ぼんやりと記憶をめくっていれば、チクッと腕に痛みを感じた。
みれば、手に何かをつけていて高いポールが近くにあった。
怜奈と煉と燐は崩れ落ちている。
さっきの痛みは毒を入れられたのかと理解する。
もう、自分はここまで進んでしまった。
この毒以上に毒の状態である私に、こんなものどうってことない。
目の前にあるポールを登る。
スカートがひらひらと動いていて邪魔だ。
ゆっくりゆっくりと登っていけば
ポールの上で三人の姿が豆粒に見えた。
これからを考えなくてはいけない。
ああ、そんなこと考えなくたって答えはでているけど。
私は、ポールの上に立つとそこから飛び降りた。
スカートを抑えながら、ストンという音をたてて着地する。
解毒剤を怜奈の腕にあるものに差し込む。
二度目の毒ということで結構応えているようだ。
目を覚ますことはない。
私は、怜奈の顔をまじまじとみて一つの言葉を送る。
「ごめんなさい」
それしか、言いようがない。
自分のせいで彼女は色んなものを失ってしまった。
怜奈の寝顔をみる。
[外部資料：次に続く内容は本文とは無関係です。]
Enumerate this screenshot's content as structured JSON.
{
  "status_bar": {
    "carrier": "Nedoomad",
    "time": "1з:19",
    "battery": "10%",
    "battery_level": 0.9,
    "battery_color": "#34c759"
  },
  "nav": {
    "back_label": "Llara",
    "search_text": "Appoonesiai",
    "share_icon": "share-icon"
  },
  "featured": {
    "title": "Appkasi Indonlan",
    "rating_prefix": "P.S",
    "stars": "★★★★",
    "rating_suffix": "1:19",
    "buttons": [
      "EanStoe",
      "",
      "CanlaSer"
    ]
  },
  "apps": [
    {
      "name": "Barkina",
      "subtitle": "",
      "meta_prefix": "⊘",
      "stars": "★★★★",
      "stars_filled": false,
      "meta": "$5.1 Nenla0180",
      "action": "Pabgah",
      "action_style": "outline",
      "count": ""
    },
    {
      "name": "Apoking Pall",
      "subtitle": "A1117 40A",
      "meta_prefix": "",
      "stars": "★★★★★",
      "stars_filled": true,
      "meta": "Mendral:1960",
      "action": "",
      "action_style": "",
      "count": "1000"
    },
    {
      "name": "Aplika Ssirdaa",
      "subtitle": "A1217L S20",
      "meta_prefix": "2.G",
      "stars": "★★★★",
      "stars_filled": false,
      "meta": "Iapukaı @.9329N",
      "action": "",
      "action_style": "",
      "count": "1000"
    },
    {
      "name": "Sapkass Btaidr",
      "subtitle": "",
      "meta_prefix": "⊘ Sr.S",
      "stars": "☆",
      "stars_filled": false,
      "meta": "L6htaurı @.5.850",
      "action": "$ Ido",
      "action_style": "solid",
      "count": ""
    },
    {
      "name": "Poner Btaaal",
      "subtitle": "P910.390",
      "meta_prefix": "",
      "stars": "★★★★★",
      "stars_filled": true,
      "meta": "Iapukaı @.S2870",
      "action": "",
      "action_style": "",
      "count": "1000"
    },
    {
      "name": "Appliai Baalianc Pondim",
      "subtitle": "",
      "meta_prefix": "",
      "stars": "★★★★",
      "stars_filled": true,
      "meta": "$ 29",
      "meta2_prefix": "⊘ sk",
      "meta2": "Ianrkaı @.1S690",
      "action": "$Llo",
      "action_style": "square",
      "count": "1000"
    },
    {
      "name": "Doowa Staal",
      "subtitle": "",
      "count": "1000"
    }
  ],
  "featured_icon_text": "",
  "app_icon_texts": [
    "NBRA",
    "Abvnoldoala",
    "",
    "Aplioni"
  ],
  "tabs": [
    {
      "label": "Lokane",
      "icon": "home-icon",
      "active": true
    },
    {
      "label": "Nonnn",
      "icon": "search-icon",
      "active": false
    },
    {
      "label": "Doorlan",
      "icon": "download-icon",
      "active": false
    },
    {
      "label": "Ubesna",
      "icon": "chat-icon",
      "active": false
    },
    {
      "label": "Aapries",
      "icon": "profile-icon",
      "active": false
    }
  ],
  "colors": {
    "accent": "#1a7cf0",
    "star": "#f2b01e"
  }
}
あどけない顔。久しぶりにみた。
思わず触れたくなったけど、自分に触れる資格なんてない。
「ごめんなさい。駄目な姉でした」
ぎゅっと自分の手を握り締めて、立ち上がり煉と燐に解毒剤を入れる。
激しい息が整ったのをみて、私はその場を後にしたが、
後ろから煉のくぐもった声が聞こえた。
必死に止めようとする彼を、私は笑顔でこたえる。
乾いた笑顔だったのだろう、彼の声の激しさが増した。
私は、そのまま背を向けてそこを立ち去った。
空を見れば、月が輝いている。
私にリングはもうない。怜奈に渡したから。
吐く息は白い。もやが月を覆い隠した。
学校からでるまでに、いろんな人の声や破壊音が聞こえた。
きっと彼らに会うのは最後だろう。だったら・・・・・・。
止まった足は出口から方向を変えた。
皆の顔を見回っていく。
獄寺くんは、犬でツナくんに迷惑かけまくりだけど、悪い奴じゃない。
派手な格好よりも心は純粋だった。
ツナくんは、危険な人。心のすみまで見渡す人。
時々凄く怖かったけど、大空のように包み込んでくれる人だった。
武くんには、言い表せないほどの感謝がある。
私に青春を教えてくれて、守られるなんてガラじゃないけど嬉しかった。
優しい友人。愛すべき友人。
胸のあたりがほっとする人だった。
ありがとう。
私が、生きている中でこれ以上ない幸せを与えてくれた人たち。
もう、一人行こうとしたけれど。
行くのを辞めた。
私は、そのまま出口へ向かう。
彼には怜奈を見て欲しいかったから。
・・・・・・これでいいんだ。
そのまま進めば、じゃりと言う音がして、後ろを向いた。
もう、この学校に来ることもない、学校を出てそのまま歩こうとすれば。
「お待ち」
「・・・・・・鏡ちゃん」
「私を置いてくなんて許さないんだから。ちゃん。昔言ったでしょ?
私は、地獄まであなたに付いていくわ」
女の格好をしないで男の格好で言う、鏡ちゃんの言葉づかいに笑った。
そうだった。彼はもう、自分の一部なんだ。
置いていくことは、最大の禁忌だってことを忘れていた。
遠くから、歓声が聞こえる。
きっと、あの人達が勝ったんだろう。
ふっと、体から力が抜けたように私は歩いた。
その後ろを鏡ちゃんがついてくる。
「どこに行くの?」
「まずは、服装からですよ。家へ帰りましょう」
私は鏡ちゃんの手を握った。
鏡ちゃんは、私の手を握り返した。
空には、月だけが輝いている。
先も見えない真っ暗な道を二人で歩いた。